Naiknya harga BBM dan tarif dasar listrik membuat jarak antara si kaya dan si miskin menjadi bertambah lebar. Ditambah dengan puluhan juta tenaga kerja yang menganggur dan terkena PHK, jelas bahwa kenaikan harga produk strategis tersebut yang segera diikuti kenaikan harga dan biaya barang-barang lain, mau tidak mau membuat sementara orang yang merasa bertanggung jawab atas keselamatan negara dan bangsa kita, menjadi ketakutan akan adanya revolusi sosial (konflik horizontal) di negara kita. Jika hal itu terjadi maka hancurlah segala upaya selama ini untuk mendirikan sebuah bangsa dan negara yang bersatu, merdeka dan berdaulat penuh atas dirinya sendiri. Sungguh menyedihkan, hal seperti ini tidak pernah diperhitungkan sebelum diambil keputusan menaikkan harga BBM dan tarif dasar listrik. Belum lagi jika diingat, bahwa ekspor kita menurun tajam, TKI kita banyak yang dikembalikan dan pengawasan ketat oleh Dana Moneter Internasional (International Monetary Fund - IMF) atas Direktorat Jenderal Pajak dan Direktorat Jenderal Bea dan Cukai, yang hampir-hampir saja melenyapkan kedaulatan kita sebagai bangsa.
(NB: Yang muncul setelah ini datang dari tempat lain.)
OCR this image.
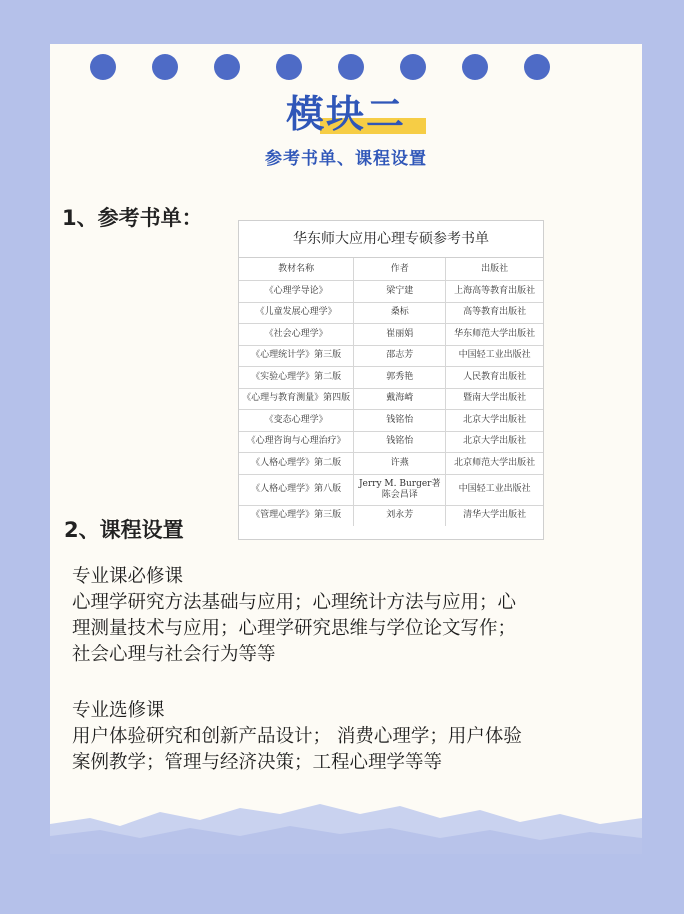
模块二
参考书单、课程设置
1、参考书单：
华东师大应用心理专硕参考书单
教材名称	作者	出版社
《心理学导论》	梁宁建	上海高等教育出版社
《儿童发展心理学》	桑标	高等教育出版社
《社会心理学》	崔丽娟	华东师范大学出版社
《心理统计学》第三版	邵志芳	中国轻工业出版社
《实验心理学》第二版	郭秀艳	人民教育出版社
《心理与教育测量》第四版	戴海崎	暨南大学出版社
《变态心理学》	钱铭怡	北京大学出版社
《心理咨询与心理治疗》	钱铭怡	北京大学出版社
《人格心理学》第二版	许燕	北京师范大学出版社
《人格心理学》第八版	Jerry M. Burger著 陈会昌译	中国轻工业出版社
《管理心理学》第三版	刘永芳	清华大学出版社
2、课程设置
专业课必修课
心理学研究方法基础与应用；心理统计方法与应用；心
理测量技术与应用；心理学研究思维与学位论文写作；
社会心理与社会行为等等
专业选修课
用户体验研究和创新产品设计； 消费心理学；用户体验
案例教学；管理与经济决策；工程心理学等等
Kalau hal-hal di atas dipikirkan secara mendalam, jelas bahwa mengenai perlunya pergantian pemerintahan harus kita pikirkan secara serius. Pemerintah sebuah bangsa sebesar negeri kita, tidak dapat dijalankan secara asal-asalan saja. Keseriusan menghadapi masalah, konsistensi dalam sikap maupun kemampuan mengendalikan pemerintah justru harus tampak dalam saat-saat ketika kita menghadapi krisis dimensional, seperti sekarang ini. Menjadi pertanyaan, dapatkah pemerintah yang berkuasa saat ini membimbing kita memenuhi dua tugas di bawah ini? Pertama, menyelesaikan krisis multidimensional yang bermuara pada keuntungan semua pihak. Kedua, mampukah pemerintah menghindari kemungkinan timbulnya kembali 'orientasi ke atas' yang membuat kita semakin tergantung kepada kapitalisme internasional. Penulis tidak mementang kapitalisme, melainkan jelas ia harus mengalami modifikasi yang sesuai dengan kebutuhan kita sebagai bangsa.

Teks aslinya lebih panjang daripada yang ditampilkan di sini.